St Peter's Canterbury April 2013, Review


James at work on his Byzantine St Peter Icon



Is it really possible for a beginner to paint an icon, good enough to display, in just a week? We were not sure, until we went on the icon course taught by Peter Murphy in Canterbury, this April. 


Our task was to paint a Byzantine style icon of St Peter. Looking at the icon we were going to copy, we felt slightly daunted (to say the least) wondering where on earth we’d begin. But from the outset, this complex picture was broken down into simple steps, with plenty of time, guidance and explanation given throughout. We were always reassured that if something went wrong, it could be fixed (which proved to be true!). 


At every stage of development our icons looked different yet beautiful, and though we were copying the same picture it was fascinating to see how each person’s icon had its own character. The process allowed us to try a whole range of interesting techniques and materials, including gesso, gilding with 24 carat gold leaf, and using paint made from natural pigments and egg yolk. It was encouraging how in a group of mixed ability, age, and experience, we all looked at our work at the end of each day with a sense of happy achievement.

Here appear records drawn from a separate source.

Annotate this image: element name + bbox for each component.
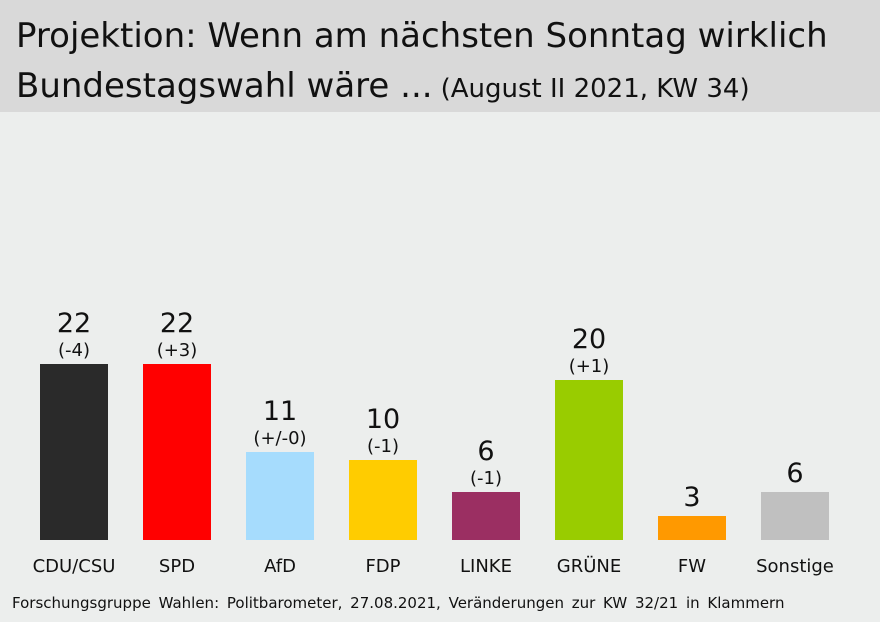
chart-title-line1: Projektion: Wenn am nächsten Sonntag wir… (16, 16, 828, 56)
category-label-gruene: GRÜNE (557, 555, 621, 577)
value-label-fdp: 10 (366, 404, 400, 435)
header-banner: Projektion: Wenn am nächsten Sonntag wir… (0, 0, 880, 112)
chart-subtitle: (August II 2021, KW 34) (440, 74, 750, 104)
change-label-cdu-csu: (-4) (58, 340, 90, 361)
chart-title-line2-text: Bundestagswahl wäre ... (16, 66, 433, 106)
change-label-linke: (-1) (470, 468, 502, 489)
category-label-afd: AfD (264, 556, 296, 577)
bar-chart: (-4)22CDU/CSU(+3)22SPD(+/-0)11AfD(-1)10F… (33, 308, 834, 577)
value-label-cdu-csu: 22 (57, 308, 91, 339)
source-note: Forschungsgruppe Wahlen: Politbarometer,… (12, 594, 785, 612)
value-label-sonstige: 6 (786, 458, 803, 489)
bar-linke (452, 492, 520, 540)
category-label-fw: FW (678, 556, 706, 577)
category-label-sonstige: Sonstige (756, 556, 834, 577)
bar-cdu-csu (40, 364, 108, 540)
change-label-gruene: (+1) (569, 356, 610, 377)
bar-fw (658, 516, 726, 540)
change-label-afd: (+/-0) (253, 428, 306, 449)
value-label-spd: 22 (160, 308, 194, 339)
change-label-fdp: (-1) (367, 436, 399, 457)
bar-fdp (349, 460, 417, 540)
value-label-afd: 11 (263, 396, 297, 427)
bar-gruene (555, 380, 623, 540)
category-label-spd: SPD (159, 556, 195, 577)
value-label-linke: 6 (477, 436, 494, 467)
value-label-fw: 3 (683, 482, 700, 513)
category-label-linke: LINKE (460, 556, 512, 577)
bar-sonstige (761, 492, 829, 540)
bar-spd (143, 364, 211, 540)
bar-afd (246, 452, 314, 540)
change-label-spd: (+3) (157, 340, 198, 361)
value-label-gruene: 20 (572, 324, 606, 355)
chart-title-line2: Bundestagswahl wäre ... (August II 2021, … (16, 66, 750, 109)
category-label-fdp: FDP (365, 556, 400, 577)
category-label-cdu-csu: CDU/CSU (33, 556, 116, 577)
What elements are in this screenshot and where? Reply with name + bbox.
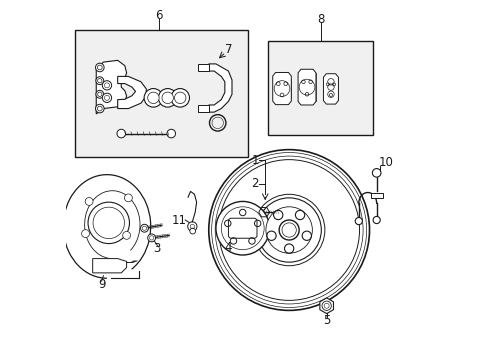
Circle shape [102,81,111,90]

Each evening we felt a little tired because of the concentration required, but it had also been very relaxing to do a different kind of work, and to become so absorbed in the world of what we were doing. The work environment was peaceful, and the week began with Communion which set a spiritual tone. Peter, our teacher, read us excerpts from medieval artists and spoke about the theology behind the materials we were using, as well as sharing stories from his travels which have informed his own understanding of iconography. We were truly enriched on a number of levels. And of course, it was lovely to do this in the location of Canterbury, which we made the most of during our lunch breaks.